Assets likely to rise in value should be transferred as early as possible because these would give rise to greater tax costs if transferred at a later date.

This is because passing the family business onto the next generation gives rise to capital acquisitions tax (CAT), which is payable by the person who receives the asset. It is now set at 20 per cent.

For 2002, the tax-free threshold for gifts or inheritances passing from a person to his or her child is €422,148. This threshold also applies to grandchildren under the age of 18 whose parent is dead, and to nieces and nephews who have worked for the donor's business for five years before the date of death. Other relatives can inherit up to €42,215 tax-free.

The thresholds mean that the family business "would want to be very substantial" before tax is due, according to Mr Fielding.

Tax relief on some business properties may be available under certain conditions, reducing the taxable value of the property by 90 per cent. The property must have been owned by the donor for at least five years before the transfer and must not be sold within a six-year period following the transfer.

The change in ownership of the family business may also give rise to capital gains tax, which is payable by the person who is either selling the business or leaving it as a gift.

But, under certain conditions, a person who is over the age of 55 years who disposes of a business or farm or shares in the family company may be exempt from capital gains tax up to a value of €476, 152. The business assets must have been owned and used throughout the 10-year period before disposal.

The advantage of keeping the business in the family is that the person will be completely exempt from capital gains tax if the disposal is to their children or to nieces and nephews who have worked full-time for the business for five years.

The ISME succession briefings are also about "how to extract the value for the retiring owner-manager and still leave a good company there for the sons and daughters", according to Mr Fielding.

The owner-manager has to ensure he or she has sufficient resources for their retirement.

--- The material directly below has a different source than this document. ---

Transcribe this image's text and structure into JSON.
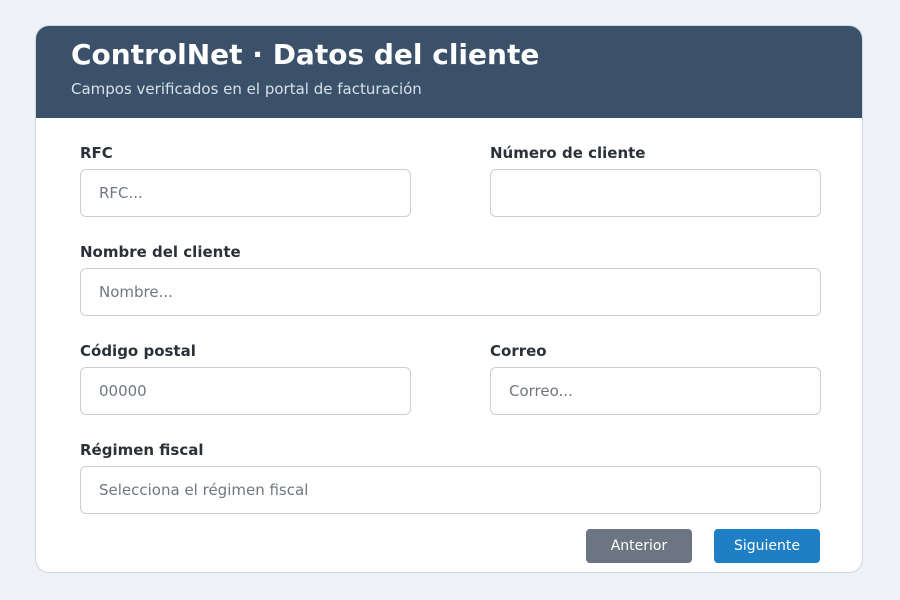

In the case of local grocery shops where the family lived on the first floor, this might include somewhere to live.

Ensuring control is handed over more than just on paper is an important way to avoid conflict with the next generation.

There's a fine line between taking an interest by acting as a mentor figure and interfering in the day-to- day business.

"You have to make sure that when you retire you actually do retire and walk away from it and not be sitting in on meetings, putting your spoke in," says Mr Fielding.

To reduce the risk of family feuds erupting into an office power struggle, making a will "so it's all there in black and white" and proper share structures are recommended, with equal division between all children with full-time involvement in the business and a condition that if one of the children wants out, they must sell back to their siblings.

The sale or transfer of family businesses tends to be more emotional than with other businesses.

"That's what we're trying to teach people - how to take the emotion out of it," concludes Mr Fielding. "It's difficult but it's quite important. There is no place for sentiment in business."